2nd Woman. Bought by him, I: for he had heard of me.

Vashti.
I also, sold or bought; nay, rather paid:
Paid like cash to him, that as servant king
My father might have life, and a throne in life.
It mattered nothing then. [The QUEEN pauses.
Often in early summer, as I walkt
A girl singing her happiness, beside
The high green corn, holding all earth my own,
I saw, as my feet and my voice past by,
How in its hiding some croucht little beast
Startled, and filled a space of the gentle corn
With plunging quivering fear. And always then
My heart answer'd the fear that shook the corn,
With a sudden doubt in its beating; for I knew
Within my life such rousing of dismay
I myself should watch, with seizing wonder.
It was so: in the midst of my new love,
That promist such a plenty in my soul,
At last some sleeping terror leapt awake,
And made the young growth shiver and wry about
Inwardly tormented. Yea, and my heart
It was, my heart in its hiding of green love,
That took so wildly the approaching sound
Of something strangely fearful walking near.

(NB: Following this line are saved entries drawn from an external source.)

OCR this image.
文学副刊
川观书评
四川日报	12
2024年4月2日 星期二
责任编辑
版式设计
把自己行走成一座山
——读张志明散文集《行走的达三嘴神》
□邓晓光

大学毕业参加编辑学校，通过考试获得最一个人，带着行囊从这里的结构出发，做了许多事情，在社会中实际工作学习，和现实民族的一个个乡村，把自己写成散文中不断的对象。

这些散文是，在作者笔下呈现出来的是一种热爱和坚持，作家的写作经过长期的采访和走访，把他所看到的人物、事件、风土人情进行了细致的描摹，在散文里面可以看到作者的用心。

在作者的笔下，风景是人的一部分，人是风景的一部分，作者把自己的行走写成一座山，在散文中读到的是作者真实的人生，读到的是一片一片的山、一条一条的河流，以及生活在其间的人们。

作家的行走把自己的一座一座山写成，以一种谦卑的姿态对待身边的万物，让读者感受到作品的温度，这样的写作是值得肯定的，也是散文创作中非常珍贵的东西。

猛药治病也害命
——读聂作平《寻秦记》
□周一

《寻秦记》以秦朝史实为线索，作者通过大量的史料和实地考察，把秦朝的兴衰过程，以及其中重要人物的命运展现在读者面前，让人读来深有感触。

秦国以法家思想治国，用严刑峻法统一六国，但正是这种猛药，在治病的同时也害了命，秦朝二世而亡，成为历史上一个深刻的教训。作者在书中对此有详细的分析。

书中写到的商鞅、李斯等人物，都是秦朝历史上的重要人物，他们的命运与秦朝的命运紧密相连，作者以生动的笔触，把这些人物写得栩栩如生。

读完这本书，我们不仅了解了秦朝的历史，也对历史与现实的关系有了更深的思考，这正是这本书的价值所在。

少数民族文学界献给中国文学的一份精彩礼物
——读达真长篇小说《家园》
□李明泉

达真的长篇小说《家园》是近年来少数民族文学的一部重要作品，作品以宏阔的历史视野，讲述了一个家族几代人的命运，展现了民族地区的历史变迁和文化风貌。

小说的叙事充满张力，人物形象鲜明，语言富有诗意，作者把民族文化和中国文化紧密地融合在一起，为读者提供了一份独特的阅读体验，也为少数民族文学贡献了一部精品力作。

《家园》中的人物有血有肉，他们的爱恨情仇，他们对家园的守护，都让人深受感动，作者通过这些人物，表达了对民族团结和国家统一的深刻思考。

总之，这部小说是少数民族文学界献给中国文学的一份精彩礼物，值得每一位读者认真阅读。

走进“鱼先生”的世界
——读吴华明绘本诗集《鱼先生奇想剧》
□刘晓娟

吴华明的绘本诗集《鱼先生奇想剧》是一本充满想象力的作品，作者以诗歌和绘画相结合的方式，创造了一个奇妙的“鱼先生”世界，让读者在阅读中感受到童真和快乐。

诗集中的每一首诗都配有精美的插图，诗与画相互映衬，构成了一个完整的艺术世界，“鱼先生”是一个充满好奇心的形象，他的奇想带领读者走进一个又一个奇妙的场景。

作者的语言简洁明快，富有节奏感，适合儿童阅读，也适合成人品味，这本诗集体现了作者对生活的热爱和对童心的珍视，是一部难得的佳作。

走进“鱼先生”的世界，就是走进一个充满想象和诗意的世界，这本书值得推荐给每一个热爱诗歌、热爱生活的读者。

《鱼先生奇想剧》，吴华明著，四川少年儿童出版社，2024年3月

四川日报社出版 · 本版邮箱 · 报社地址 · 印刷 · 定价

3rd Woman. A queer tale, this.

1st Woman.
     A spectre visited you?

Vashti. Indeed, a spectre.

1st Woman.
     That have I never seen.
Was it the kind with nose and mouth grown sharp
To an eagle's bill, and claws upon its fingers,
The curve of them pasted with a bloody glue?

Vashti. The spectre was—my beauty.

3rd Woman.
     It is as I said.
O Queen, send for a wise man in the morning;
And let him leech thy spirit.

4th Woman.
     I've heard, the best
Riddance for evil notions in the mind,
Is for a toad to sit upon the tongue;
While, breathed against the scalp, some power of spells
Loosens the clasp the notion hath digg'd deep
Into the soul; so that it passeth down,
Shaken and mastered, and creeps into the toad,—

3rd Woman. Which gives a foolish kick or start to feel it,—

4th Woman. Then the trapt notion may be easily burnt.

Vashti.
Yea?—I think mine would not burn easily.
With fire, with such indignant fire as pride
Yields, when it must destroy itself to feel
The power of the world touch it with humbling flame,—
With such a fire, whose heat you know not of,
Have I assayed this—notion, didst thou say?
And it stood upright, with its shape unquencht,
And lived within the fire.

3rd Woman.
     Thou hast it wrong.

4th Woman. Thou hast not understood the cure we meant.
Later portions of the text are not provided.